O Secto Rally Finland pode ter sido o capítulo mais importante da história do título de 2024 para a Hyundai, apesar de um fim de semana difícil. Mas as dores de cabeça que o i20 N Rally1 provoca não permite ainda pensar no sucesso.
A Toyota dominou inicialmente a prova da Finlândia, mas a saída inesperada de Kalle Rovanperä e o problema mecânico de Elfyn Evans permitiram a Thierry Neuville, garantir o segundo lugar, apesar de ter tido dificuldades com o desempenho do carro. Neuville e os seus companheiros de equipa, Esapekka Lappi e Ott Tänak, não conseguiram ter confiança no i20 N Rally1, particularmente nas condições variáveis da Finlândia.
Neuville referiu mesmo essa falta de confiança no final da prova:
“De alguma forma, algo está a falhar. Onde é que falhou, não sei”, disse Neuville ao DirtFish. “Quero dizer, há muitas coisas em que podemos apontar, mas antes de mais precisamos de analisar corretamente. Parece que os três pilotos não estavam a sentir a confiança e a vontade de atacar. E assim que tentámos, houve erros. Vimos isso com EP [Lappi], vimos isso com Ott. E, de alguma forma, fui suficientemente inteligente para não exagerar.”

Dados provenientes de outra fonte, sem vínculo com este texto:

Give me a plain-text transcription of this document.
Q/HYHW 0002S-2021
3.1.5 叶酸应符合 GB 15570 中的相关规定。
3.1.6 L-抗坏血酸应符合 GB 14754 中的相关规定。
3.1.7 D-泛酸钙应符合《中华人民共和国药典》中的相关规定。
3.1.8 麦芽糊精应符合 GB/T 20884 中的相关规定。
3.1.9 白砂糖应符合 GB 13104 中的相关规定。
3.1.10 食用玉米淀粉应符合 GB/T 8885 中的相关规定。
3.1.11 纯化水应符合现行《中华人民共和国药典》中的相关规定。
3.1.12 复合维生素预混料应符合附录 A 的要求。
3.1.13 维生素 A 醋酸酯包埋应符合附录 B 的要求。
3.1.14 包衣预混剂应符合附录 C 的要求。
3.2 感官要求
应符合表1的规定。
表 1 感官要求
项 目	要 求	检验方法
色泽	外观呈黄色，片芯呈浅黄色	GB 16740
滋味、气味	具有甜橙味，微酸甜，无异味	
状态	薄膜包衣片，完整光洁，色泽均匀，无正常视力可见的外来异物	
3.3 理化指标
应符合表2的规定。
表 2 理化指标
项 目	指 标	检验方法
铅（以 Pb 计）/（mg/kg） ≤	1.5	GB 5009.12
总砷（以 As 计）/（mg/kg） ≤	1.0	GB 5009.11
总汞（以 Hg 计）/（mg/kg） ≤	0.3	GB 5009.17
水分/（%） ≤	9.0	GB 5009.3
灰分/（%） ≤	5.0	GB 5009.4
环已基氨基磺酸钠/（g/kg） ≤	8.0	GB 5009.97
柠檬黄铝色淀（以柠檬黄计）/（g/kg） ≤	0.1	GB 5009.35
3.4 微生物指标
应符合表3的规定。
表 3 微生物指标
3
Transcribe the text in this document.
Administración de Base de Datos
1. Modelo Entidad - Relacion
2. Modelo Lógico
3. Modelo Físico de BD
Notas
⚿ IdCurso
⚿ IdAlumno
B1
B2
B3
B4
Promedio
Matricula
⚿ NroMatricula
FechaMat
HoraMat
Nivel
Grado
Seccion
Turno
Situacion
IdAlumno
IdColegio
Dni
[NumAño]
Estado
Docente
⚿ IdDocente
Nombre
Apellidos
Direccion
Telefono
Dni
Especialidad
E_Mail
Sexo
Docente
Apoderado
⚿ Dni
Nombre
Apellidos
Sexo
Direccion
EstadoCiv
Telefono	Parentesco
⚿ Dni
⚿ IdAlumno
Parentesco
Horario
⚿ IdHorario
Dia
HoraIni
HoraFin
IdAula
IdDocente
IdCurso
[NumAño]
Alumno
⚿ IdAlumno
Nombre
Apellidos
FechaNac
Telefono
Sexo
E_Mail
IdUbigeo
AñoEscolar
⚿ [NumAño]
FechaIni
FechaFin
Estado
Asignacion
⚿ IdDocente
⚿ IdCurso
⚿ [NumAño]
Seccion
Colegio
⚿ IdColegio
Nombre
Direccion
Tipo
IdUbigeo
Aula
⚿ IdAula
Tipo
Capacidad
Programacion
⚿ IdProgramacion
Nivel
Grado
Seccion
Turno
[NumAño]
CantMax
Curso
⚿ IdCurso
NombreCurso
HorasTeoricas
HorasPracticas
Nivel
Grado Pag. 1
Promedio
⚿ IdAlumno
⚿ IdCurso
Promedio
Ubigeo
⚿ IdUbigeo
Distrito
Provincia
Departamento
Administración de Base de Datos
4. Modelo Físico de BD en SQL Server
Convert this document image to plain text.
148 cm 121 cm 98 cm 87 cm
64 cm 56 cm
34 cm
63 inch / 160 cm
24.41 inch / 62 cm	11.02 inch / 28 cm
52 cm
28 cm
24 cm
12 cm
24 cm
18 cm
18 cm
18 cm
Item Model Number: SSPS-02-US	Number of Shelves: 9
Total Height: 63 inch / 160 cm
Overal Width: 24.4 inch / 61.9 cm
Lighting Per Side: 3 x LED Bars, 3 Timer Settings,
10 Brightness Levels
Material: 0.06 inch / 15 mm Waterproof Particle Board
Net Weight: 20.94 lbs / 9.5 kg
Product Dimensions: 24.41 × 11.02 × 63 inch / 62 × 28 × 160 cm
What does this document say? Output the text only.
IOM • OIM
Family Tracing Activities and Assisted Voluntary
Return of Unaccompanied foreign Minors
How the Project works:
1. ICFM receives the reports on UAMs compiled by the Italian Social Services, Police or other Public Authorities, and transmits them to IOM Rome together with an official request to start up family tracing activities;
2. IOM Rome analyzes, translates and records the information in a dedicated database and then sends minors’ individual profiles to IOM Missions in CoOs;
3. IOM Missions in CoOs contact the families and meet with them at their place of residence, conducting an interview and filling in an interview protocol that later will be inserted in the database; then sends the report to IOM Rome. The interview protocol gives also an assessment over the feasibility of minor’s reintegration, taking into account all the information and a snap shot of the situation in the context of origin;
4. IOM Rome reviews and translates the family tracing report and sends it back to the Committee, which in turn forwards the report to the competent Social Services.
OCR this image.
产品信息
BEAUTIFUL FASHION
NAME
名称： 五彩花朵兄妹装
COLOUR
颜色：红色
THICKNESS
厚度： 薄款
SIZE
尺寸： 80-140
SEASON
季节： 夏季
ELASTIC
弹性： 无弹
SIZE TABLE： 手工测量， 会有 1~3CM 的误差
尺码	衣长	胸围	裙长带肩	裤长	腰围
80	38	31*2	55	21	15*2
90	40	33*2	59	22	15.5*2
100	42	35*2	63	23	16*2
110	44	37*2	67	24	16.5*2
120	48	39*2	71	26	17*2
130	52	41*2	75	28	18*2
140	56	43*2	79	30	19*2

O chefe de equipa da Hyundai, Cyril Abiteboul, reconheceu os problemas do carro, referindo que a sua afinação é demasiado nervosa, funcionando bem apenas em condições estáveis. A aderência inconsistente e a confiança geral do carro são problemas constantes desde a sua introdução. Abiteboul admitiu que estas dificuldades não são surpreendentes e sugeriu que melhorias significativas poderão não estar prontas a tempo para futuros eventos como o Chile. A Hyundai está a concentrar-se em soluções a longo prazo, mesmo que isso signifique contratempos a curto prazo. Abiteboul reconheceu que o i20 N Rally1 é muito sensível e que a janela de afinação é muito curta para as exigências de certos troços e certos ralis:
“Penso que estamos simplesmente perante duas facetas diferentes do nosso carro”, disse o diretor da equipa, citado pelo Dirtfish. “A primeira é que acho que temos um carro que é bastante sensível. Por isso, quando se encontra uma afinação, é realmente uma afinação para uma determinada condição. Funciona quando as condições são estáveis, mas vemos aqui que o nível de aderência está a mudar a cada curva. Numa curva a afinação é boa, na curva seguinte não é boa. Por isso, penso que temos de encontrar uma solução para abrir a janela de funcionamento da afinação que temos”.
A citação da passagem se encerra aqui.